“Welcome home, everyone,” I said into the walkie-talkie as we crossed over the border of Massachusetts.

Welcome home. Welcome home. The words echoed in my head, each time resonating with new meanings and new messages until the words became meaningless.
After all, I am still trying to understand what home means to me.
Of course, this is literally coming home, since I grew up in MA, and only moved away from the state after college when I began my adventures teaching English in Japan. (Of course, there was one summer during college when I lived in Myrtle Beach, South Carolina, but I’m not sure that counts).
When I left it all those years ago, I never thought I’d be back. Not that I made a conscious decision never to return to Massachusetts, but that I thought life would continue to lead me in all sorts of directions. I’m not sure where I thought I would end up. I had dreams of New York City, or perhaps London or Paris. I had thoughts of making it big in Los Angeles or perhaps becoming a politician (eek!) and living in Washington, DC. I had a brief thought of living in Boston as well, and working for some editing company.
The truth is that I really had no idea what I wanted to do with my life or where I wanted to be. And I still don’t.
Life has taken me on an unexpected journey, making me land in places I never even considered. This return home is merely another stop in the journey, but a stop that represents a full circle in many ways.

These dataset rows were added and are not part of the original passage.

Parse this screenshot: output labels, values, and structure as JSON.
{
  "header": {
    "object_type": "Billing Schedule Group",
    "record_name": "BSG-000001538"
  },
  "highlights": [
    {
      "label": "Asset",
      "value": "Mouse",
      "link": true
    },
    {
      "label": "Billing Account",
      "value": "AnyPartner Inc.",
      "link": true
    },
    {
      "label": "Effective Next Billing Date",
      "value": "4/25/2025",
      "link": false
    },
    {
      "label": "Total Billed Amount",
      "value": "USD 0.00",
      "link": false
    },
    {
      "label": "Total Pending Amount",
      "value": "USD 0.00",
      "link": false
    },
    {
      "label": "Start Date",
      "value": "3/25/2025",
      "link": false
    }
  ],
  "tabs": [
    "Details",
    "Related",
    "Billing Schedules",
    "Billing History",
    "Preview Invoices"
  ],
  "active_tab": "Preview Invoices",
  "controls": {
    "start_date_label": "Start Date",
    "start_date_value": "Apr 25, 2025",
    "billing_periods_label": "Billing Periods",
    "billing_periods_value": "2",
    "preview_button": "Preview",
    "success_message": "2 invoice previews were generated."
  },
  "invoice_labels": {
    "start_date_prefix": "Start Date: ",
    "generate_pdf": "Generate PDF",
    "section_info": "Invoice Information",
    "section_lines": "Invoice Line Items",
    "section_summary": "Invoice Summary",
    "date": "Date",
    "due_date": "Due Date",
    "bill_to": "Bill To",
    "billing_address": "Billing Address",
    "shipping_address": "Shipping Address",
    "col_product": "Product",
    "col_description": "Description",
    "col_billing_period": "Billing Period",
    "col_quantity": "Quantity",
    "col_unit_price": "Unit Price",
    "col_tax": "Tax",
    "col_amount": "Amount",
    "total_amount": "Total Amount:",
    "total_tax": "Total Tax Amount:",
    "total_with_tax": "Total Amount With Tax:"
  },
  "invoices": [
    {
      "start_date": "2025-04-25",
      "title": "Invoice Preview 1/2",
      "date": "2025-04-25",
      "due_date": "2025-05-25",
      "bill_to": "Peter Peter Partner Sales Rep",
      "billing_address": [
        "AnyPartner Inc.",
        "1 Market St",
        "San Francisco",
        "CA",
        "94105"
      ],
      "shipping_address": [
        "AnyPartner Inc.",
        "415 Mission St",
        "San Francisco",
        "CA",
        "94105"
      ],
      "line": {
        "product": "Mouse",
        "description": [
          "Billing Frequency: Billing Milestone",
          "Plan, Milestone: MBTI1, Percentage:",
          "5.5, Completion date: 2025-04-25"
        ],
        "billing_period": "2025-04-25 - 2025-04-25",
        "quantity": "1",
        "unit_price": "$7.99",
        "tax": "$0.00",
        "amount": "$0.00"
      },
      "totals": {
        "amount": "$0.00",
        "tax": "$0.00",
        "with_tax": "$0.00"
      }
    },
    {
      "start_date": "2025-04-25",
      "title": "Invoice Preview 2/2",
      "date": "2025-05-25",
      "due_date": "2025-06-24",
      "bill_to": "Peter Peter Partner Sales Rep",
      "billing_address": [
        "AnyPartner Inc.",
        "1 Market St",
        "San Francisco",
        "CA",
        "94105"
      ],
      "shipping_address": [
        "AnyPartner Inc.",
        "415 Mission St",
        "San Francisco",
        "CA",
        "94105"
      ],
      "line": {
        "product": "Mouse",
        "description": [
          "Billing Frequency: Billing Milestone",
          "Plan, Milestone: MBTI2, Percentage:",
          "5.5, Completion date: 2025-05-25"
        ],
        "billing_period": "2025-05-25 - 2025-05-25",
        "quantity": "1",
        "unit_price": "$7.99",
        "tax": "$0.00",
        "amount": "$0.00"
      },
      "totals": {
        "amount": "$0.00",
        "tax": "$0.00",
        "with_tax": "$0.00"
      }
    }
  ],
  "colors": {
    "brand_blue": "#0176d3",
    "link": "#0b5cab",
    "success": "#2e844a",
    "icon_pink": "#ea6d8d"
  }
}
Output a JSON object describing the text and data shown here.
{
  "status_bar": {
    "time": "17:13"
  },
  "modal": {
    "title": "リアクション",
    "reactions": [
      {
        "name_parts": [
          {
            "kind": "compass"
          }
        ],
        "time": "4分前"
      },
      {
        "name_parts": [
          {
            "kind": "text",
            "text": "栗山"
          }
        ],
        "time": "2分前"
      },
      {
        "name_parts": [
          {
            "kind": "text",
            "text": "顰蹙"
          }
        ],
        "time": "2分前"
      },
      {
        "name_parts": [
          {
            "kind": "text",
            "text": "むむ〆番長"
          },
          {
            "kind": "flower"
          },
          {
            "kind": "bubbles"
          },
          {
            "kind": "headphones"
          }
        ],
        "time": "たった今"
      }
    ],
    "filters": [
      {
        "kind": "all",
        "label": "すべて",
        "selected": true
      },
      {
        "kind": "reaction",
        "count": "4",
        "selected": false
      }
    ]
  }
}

Driving into Massachusetts, then, contains levels of familiarity mixed in with something new and something completely different. What is the difference? Well, it is the unknown.
For the most part, whenever I have moved someplace, I already had work lined up or some clear plan. The exception to that was when I had just graduated with my MFA in directing and decided to move in with Nathan who lived and taught in Edwardsville, IL outside of St. Louis. I had no job, no clear plan of what I wanted to do, and no clue how to find something. I remember going into a deep depression as I struggled to find work and figure out how to use the degree that I had fought to earn, in a kind of ugly battle that was the beginning of my disillusionment with academia and with certain aspects of the theater world. Eventually, however, I found myself working with the International Economics Society as kind of a general office worker, and with the Center of Creative Arts (COCA) in St. Louis as a part-time House Manager, while I tried to find my way into the theater scene as a director. I learned a lot from those experiences, including the fact that I don’t really like the drudgery of working in an office from 9-5. My experiences there led to the next decisions of my life which eventually brought me to where I am today.
But where am I? I am back in the same position I was then, as we made the move for Nathan’s work and I don’t have any specific work lined up until the spring (when the University Nathan is working for has offered me a class). I’m back in the unknown, not sure where or how to start looking. The more things change, the more they stay the same.
But this time it is different. I may be unsure of what I want to do, or how to go about doing it, but I carry with me some valuable pieces to help me along the way. I’m not talking about the belongings that we lugged with us across the country (not even this computer which is my lifeline in so many ways). No, I carry with me the following:
- Knowledge and experience: I have proven to myself time and time again that I can achieve any project set in front of me, and that I am capable of gaining the knowledge I need in order to face all challenges successfully.
- Words: I am a writer. I write. I may not have made a lot of money out of it, but I have the talent and ability to write, and that is a valuable thing to have.
- Diversity. I am a walking advertisement in all aspects of diversity. I have diverse skills that can help in many positions. I have an open mind to diverse possibilities. Heck, even my family represents diversity, with a husband who is Japanese/Korean American and a daughter who is, then, a Japanese/Korean/Jew. The ability to communicate and embrace diversity in our world is a valuable skill to have, and I believe I have it.
So what does any of this mean? I still don’t know, but I do know this time it’s different. I may be facing the unknown yet again, and be as clueless as I was when I left my MFA program so many years ago. But I will not allow that to bring me down. I will create a path and a life that I love, so that perhaps coming back to Massachusetts will really feel like coming home.